For water innovation to thrive, we need real leadership, according to Paul O'Callaghan, Founder & CEO of BlueTech Research. He talks to Aquatech Online about his recent PhD.
Is water really slow to innovate?
The water sector is “slow to innovate”. The water sector “is very conservative”. It takes “a long time” to scale water technology innovations.
These common assumptions about the water sector continue to echo but do they still remain true? Where’s the modern evidence to suggest that water, in comparison to other industries, is slow to innovate?
That’s one question that pushed Paul O’Callaghan, founder & CEO of BlueTech Research, to investigate.

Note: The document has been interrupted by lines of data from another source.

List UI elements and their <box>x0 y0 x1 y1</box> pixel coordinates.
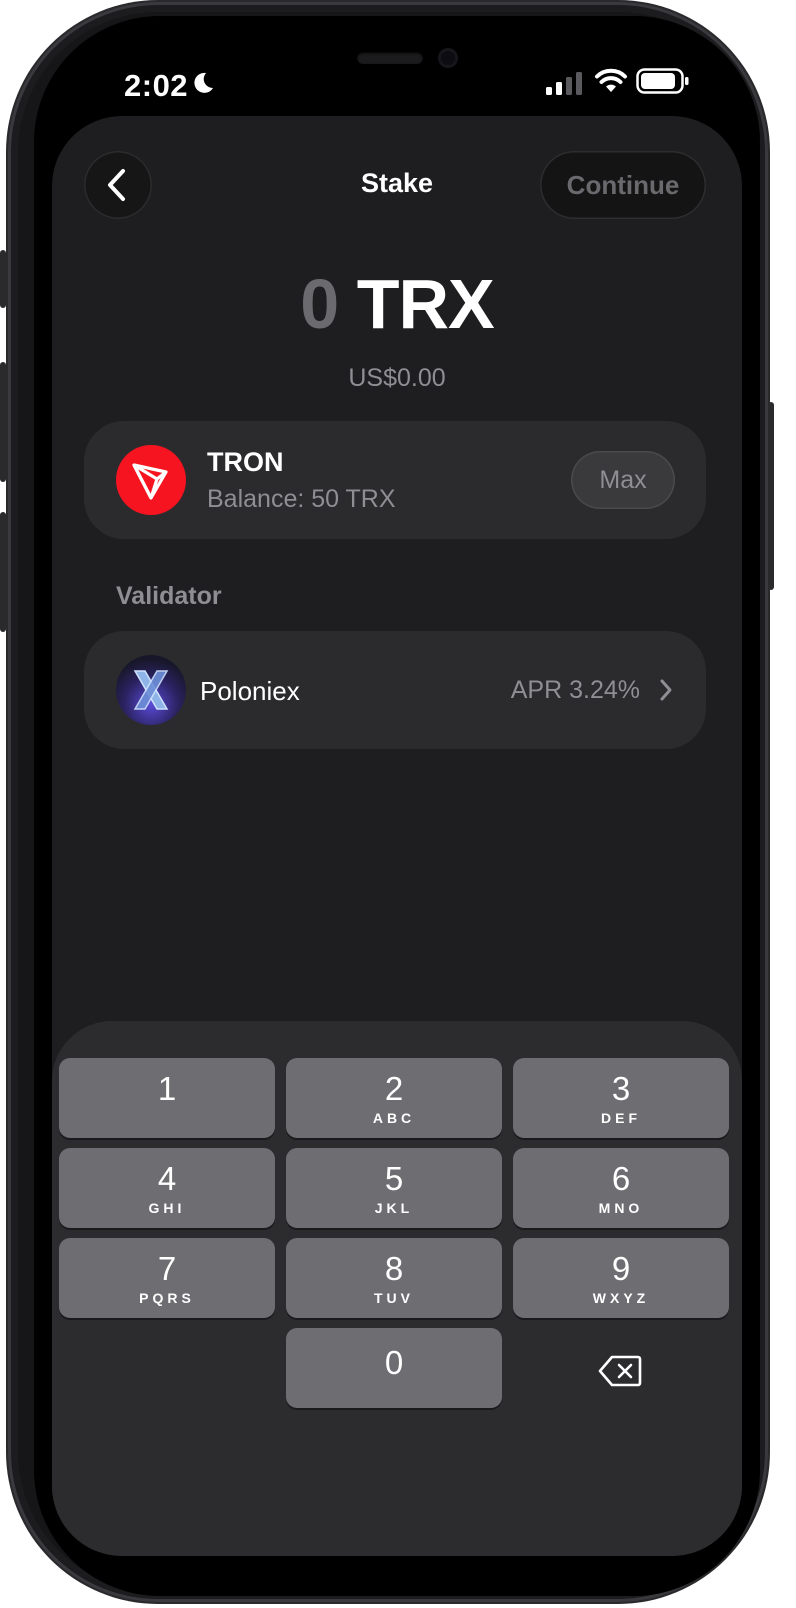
key-digit: 2 <box>384 1070 404 1107</box>
chevron-right-icon <box>660 679 672 701</box>
key-digit: 3 <box>611 1070 631 1107</box>
max-button[interactable]: Max <box>571 451 675 509</box>
side-button-silent <box>0 250 6 308</box>
key-digit: 8 <box>384 1250 404 1287</box>
side-button-volume-down <box>0 512 6 632</box>
key-digit: 4 <box>157 1160 177 1197</box>
key-letters: GHI <box>148 1200 186 1216</box>
tron-logo-icon <box>116 445 186 515</box>
wifi-icon <box>595 68 627 92</box>
phone-frame: 2:02 Stake Continue 0 TRX US$0.00 TRON B… <box>0 2 774 1602</box>
status-time: 2:02 <box>124 68 189 103</box>
token-card[interactable]: TRON Balance: 50 TRX Max <box>84 421 706 539</box>
key-letters: ABC <box>372 1110 416 1126</box>
validator-apr: APR 3.24% <box>510 676 640 704</box>
key-4[interactable]: 4 GHI <box>59 1148 275 1228</box>
numeric-keypad: 1 2 ABC 3 DEF 4 GHI 5 JKL 6 MNO 7 PQRS 8… <box>52 1021 742 1556</box>
key-3[interactable]: 3 DEF <box>513 1058 729 1138</box>
token-balance: Balance: 50 TRX <box>207 485 396 513</box>
stake-sheet: Stake Continue 0 TRX US$0.00 TRON Balanc… <box>52 116 742 1556</box>
screen: 2:02 Stake Continue 0 TRX US$0.00 TRON B… <box>34 16 760 1596</box>
status-bar: 2:02 <box>34 16 760 126</box>
key-digit: 1 <box>157 1070 177 1107</box>
key-0[interactable]: 0 <box>286 1328 502 1408</box>
side-button-volume-up <box>0 362 6 482</box>
key-letters: DEF <box>601 1110 641 1126</box>
side-button-power <box>768 402 774 590</box>
key-letters: MNO <box>598 1200 644 1216</box>
key-digit: 6 <box>611 1160 631 1197</box>
key-digit: 9 <box>611 1250 631 1287</box>
key-9[interactable]: 9 WXYZ <box>513 1238 729 1318</box>
cellular-signal-icon <box>546 72 582 95</box>
key-digit: 7 <box>157 1250 177 1287</box>
poloniex-logo-icon <box>116 655 186 725</box>
key-5[interactable]: 5 JKL <box>286 1148 502 1228</box>
amount-display[interactable]: 0 TRX <box>52 264 742 344</box>
key-digit: 0 <box>384 1344 404 1381</box>
key-letters: TUV <box>374 1290 414 1306</box>
key-letters: PQRS <box>139 1290 195 1306</box>
key-letters: JKL <box>374 1200 414 1216</box>
key-6[interactable]: 6 MNO <box>513 1148 729 1228</box>
backspace-icon[interactable] <box>598 1354 642 1388</box>
amount-value: 0 <box>300 265 339 343</box>
battery-icon <box>636 68 689 94</box>
validator-section-label: Validator <box>116 582 222 610</box>
key-letters: WXYZ <box>592 1290 650 1306</box>
validator-card[interactable]: Poloniex APR 3.24% <box>84 631 706 749</box>
amount-unit: TRX <box>356 265 495 343</box>
key-digit: 5 <box>384 1160 404 1197</box>
key-1[interactable]: 1 <box>59 1058 275 1138</box>
key-2[interactable]: 2 ABC <box>286 1058 502 1138</box>
moon-icon <box>194 72 213 93</box>
key-8[interactable]: 8 TUV <box>286 1238 502 1318</box>
front-camera <box>438 48 458 68</box>
fiat-value: US$0.00 <box>348 364 446 392</box>
continue-button[interactable]: Continue <box>540 151 706 219</box>
validator-name: Poloniex <box>200 676 300 706</box>
key-7[interactable]: 7 PQRS <box>59 1238 275 1318</box>
token-name: TRON <box>207 447 284 477</box>
earpiece-speaker <box>357 52 423 64</box>
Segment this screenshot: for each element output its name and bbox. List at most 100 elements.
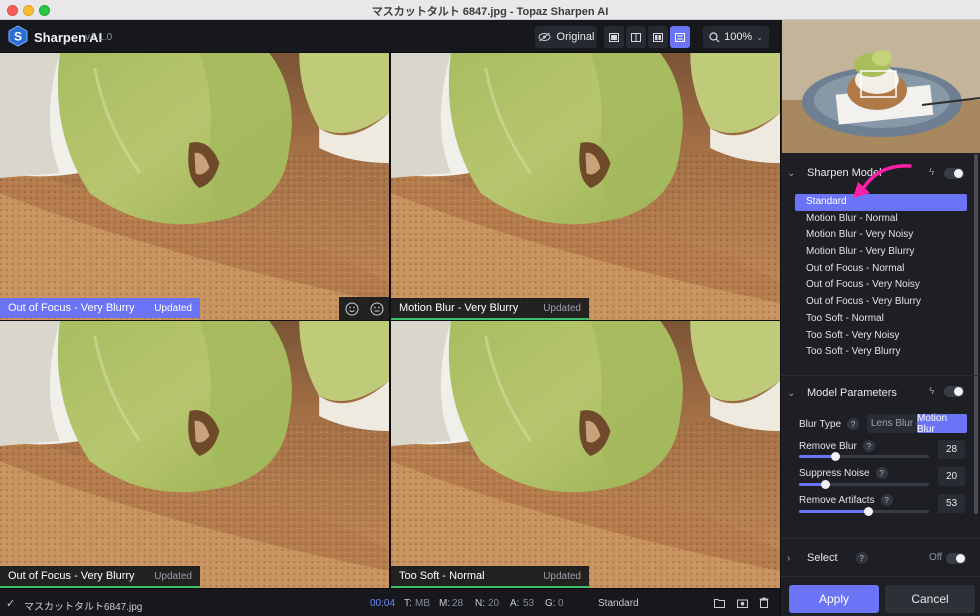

With a thesis entitled ‘Dynamics of Water: Insights into the rate of adoption, diffusion and success of innovative water technologies globally’, he obtained a PhD at the end of 2020 as an external candidate at Wageningen University.
"People mean different things when they say the word innovation."
Under the supervision of Cees Buisman, professor of Biological Recycling Technology at Wageningen University & Research and scientific director of Wetsus, O’Callaghan also sought to find out a common language that could be used around innovation.
In an interview with Aquatech Online, O’Callaghan said: “People mean different things when they say that word [innovation],” said O’Callaghan.
“A venture capital investor might mean something different when they say the term disruptive innovation. Whereas a utility, when they say they need innovation, they may need something that will reduce the energy costs and get them to carbon neutrality. If you’re a technology provider, you might have a different perspective as well.”